What you'll learn:
- End to End Apache Spark Project Development
- How Real-Time Streaming Application Works
- Features of Spark Structured Streaming using Scala
- How Apache Kafka works well with Apache Spark
- How to make use of NoSQL like MongoDB and RDBMS like MySQL in Real-Time Streaming Application
- How to build nice Visualisation Dashboard using Python
End to End Project Development of Real-Time Message Processing Application: In this Apache Spark Project, we are going to build Meetup RSVP Stream Processing Application using Apache Spark with Scala API, Spark Structured Streaming, Apache Kafka, Python, Python Dash, MongoDB and MySQL. And we are going to build a data pipeline which takes data from stream data source(Meetup Dot Com RSVP Stream API Data) to Data Visualisation using Apache Spark and other big data frameworks.

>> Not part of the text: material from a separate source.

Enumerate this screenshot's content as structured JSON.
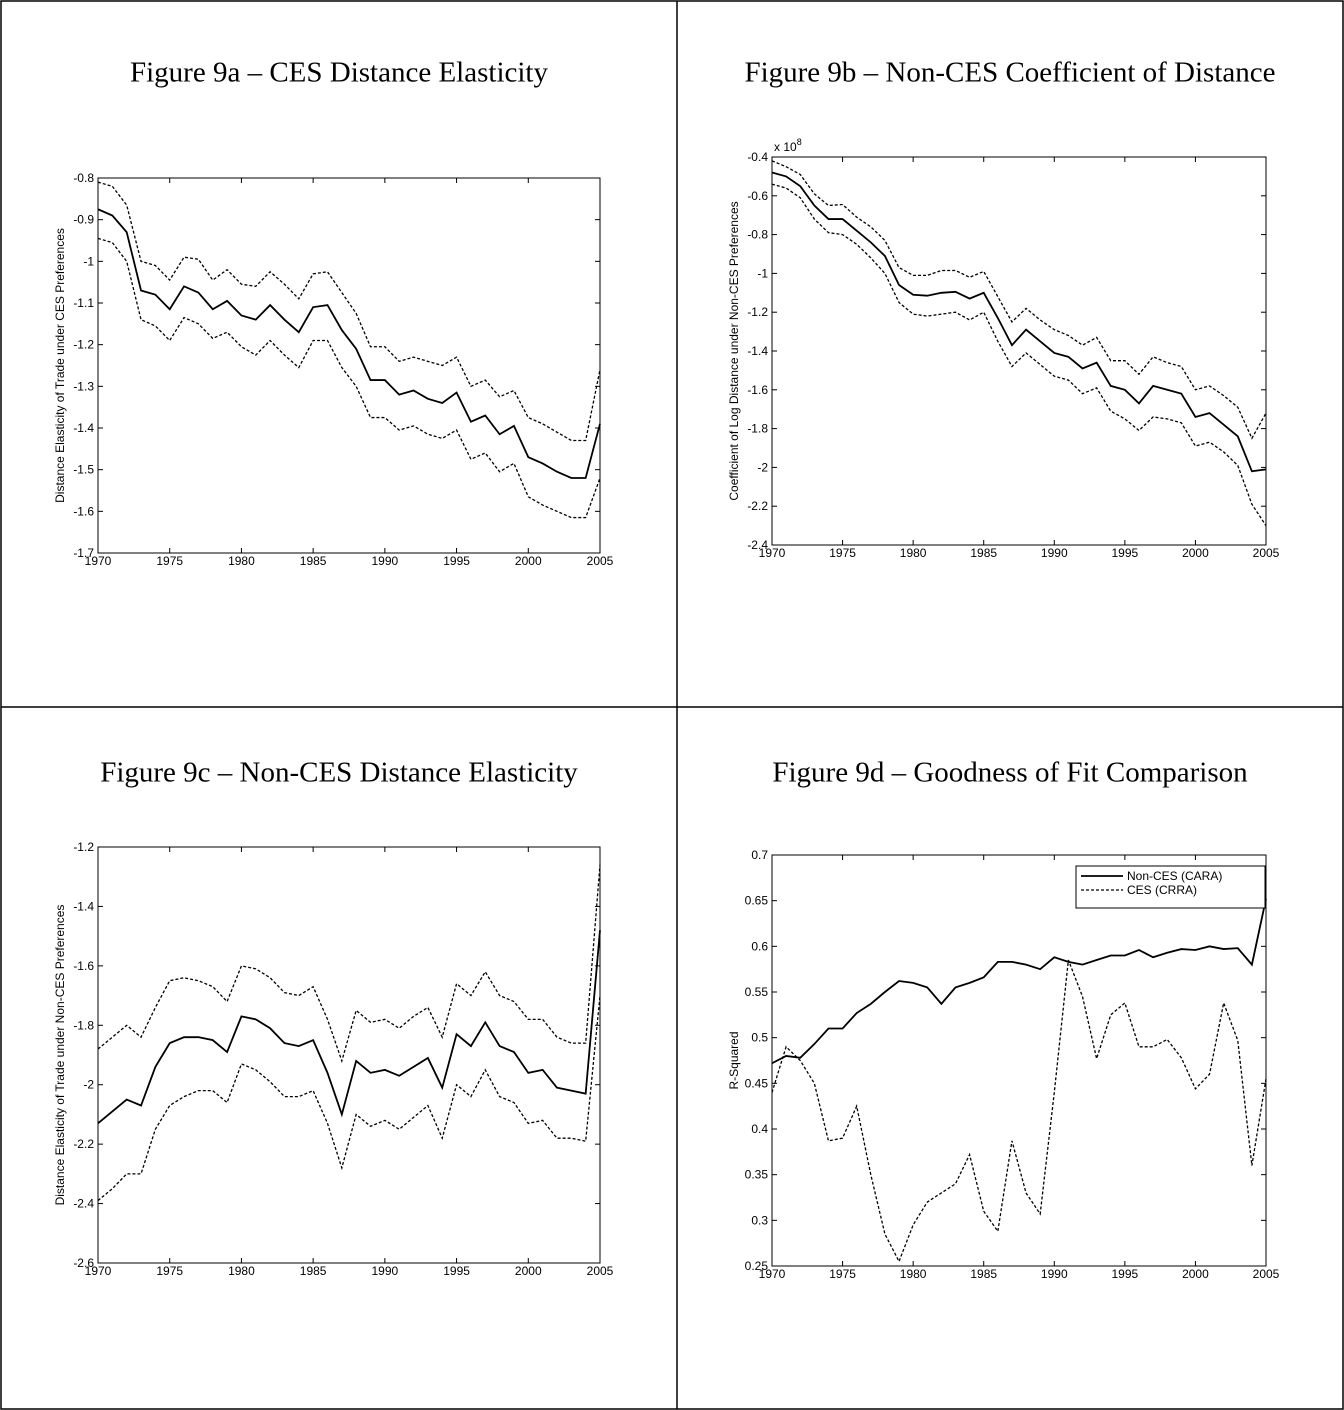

Apache Spark is an open-source unified analytics engine for large-scale data processing. Spark provides an interface for programming clusters with implicit data parallelism and fault tolerance.

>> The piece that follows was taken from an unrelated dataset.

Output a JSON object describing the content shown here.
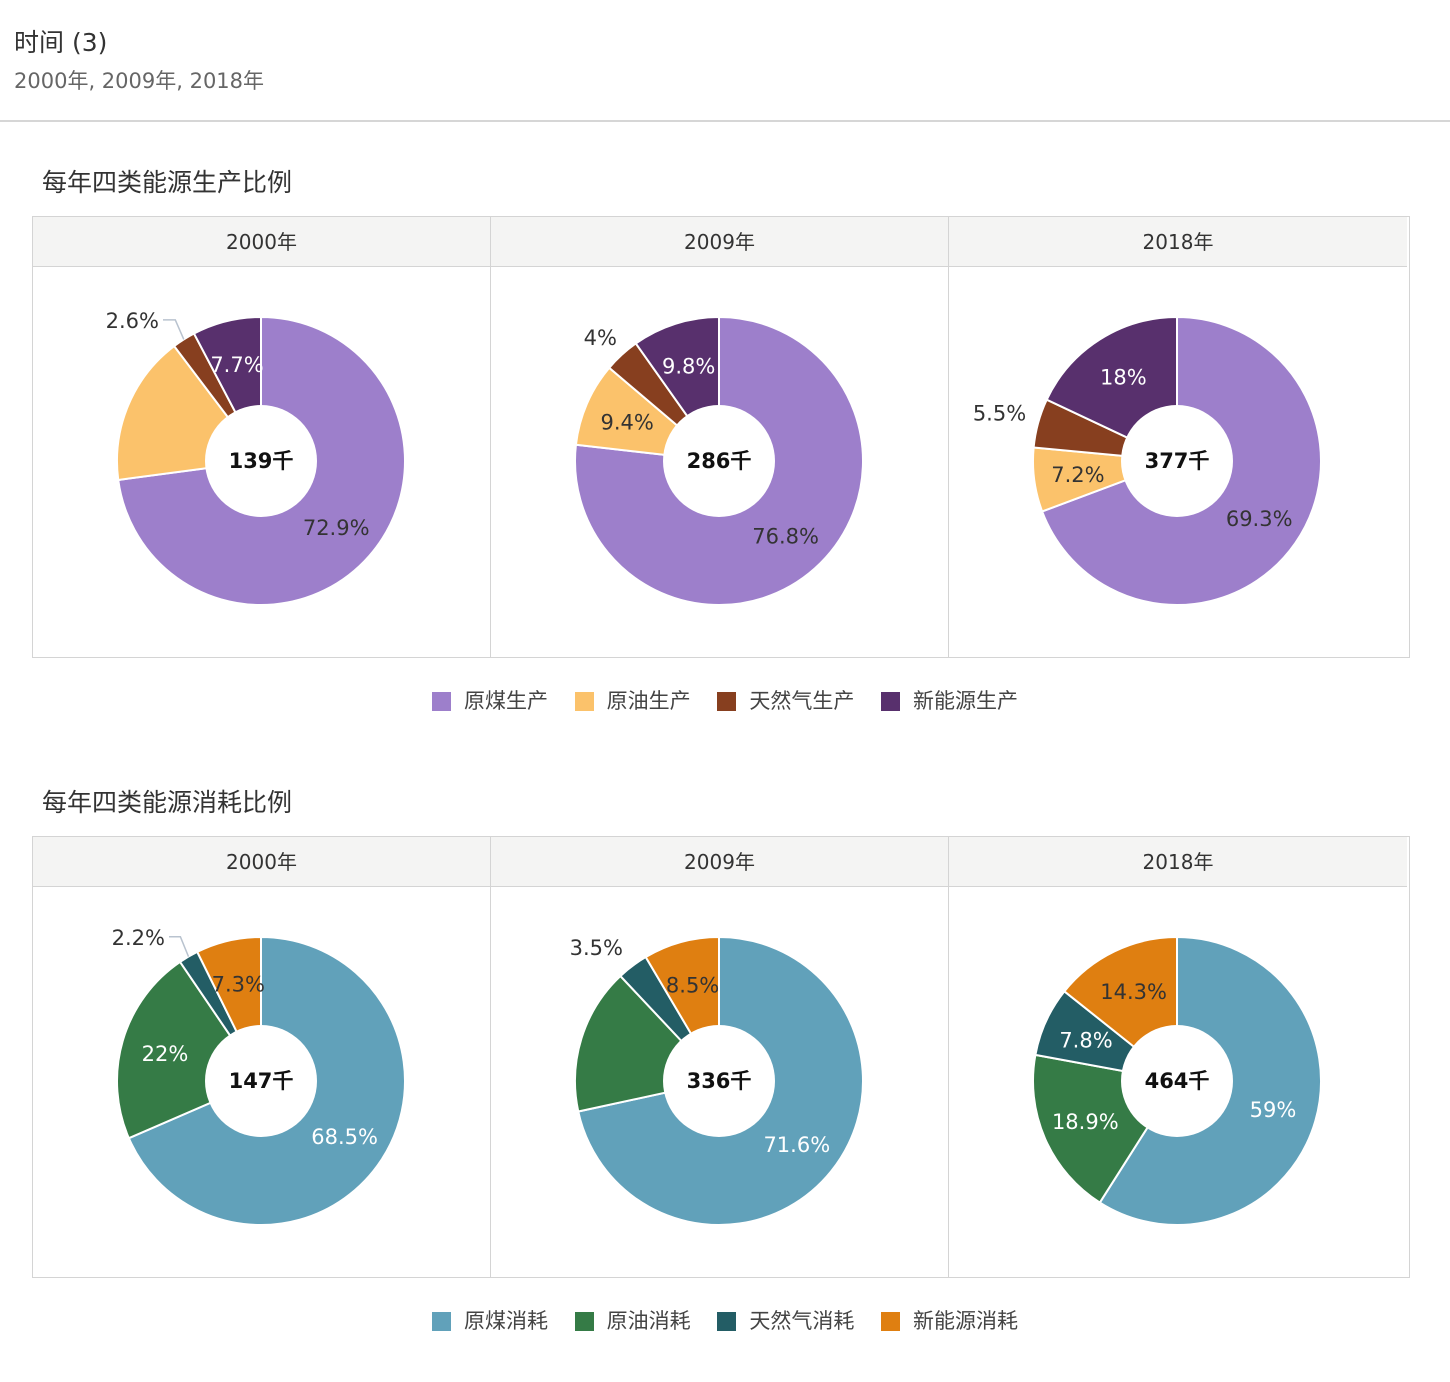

Apache Kafka is a distributed event store and stream-processing platform. It is an open-source system developed by the Apache Software Foundation written in Java and Scala. The project aims to provide a unified, high-throughput, low-latency platform for handling real-time data feeds.
Apache Hadoop is a collection of open-source software utilities that facilitates using a network of many computers to solve problems involving massive amounts of data and computation. It provides a software framework for distributed storage and processing of big data using the MapReduce programming model.
A NoSQL (originally referring to "non-SQL" or "non-relational") database provides a mechanism for storage and retrieval of data that is modeled in means other than the tabular relations used in relational databases.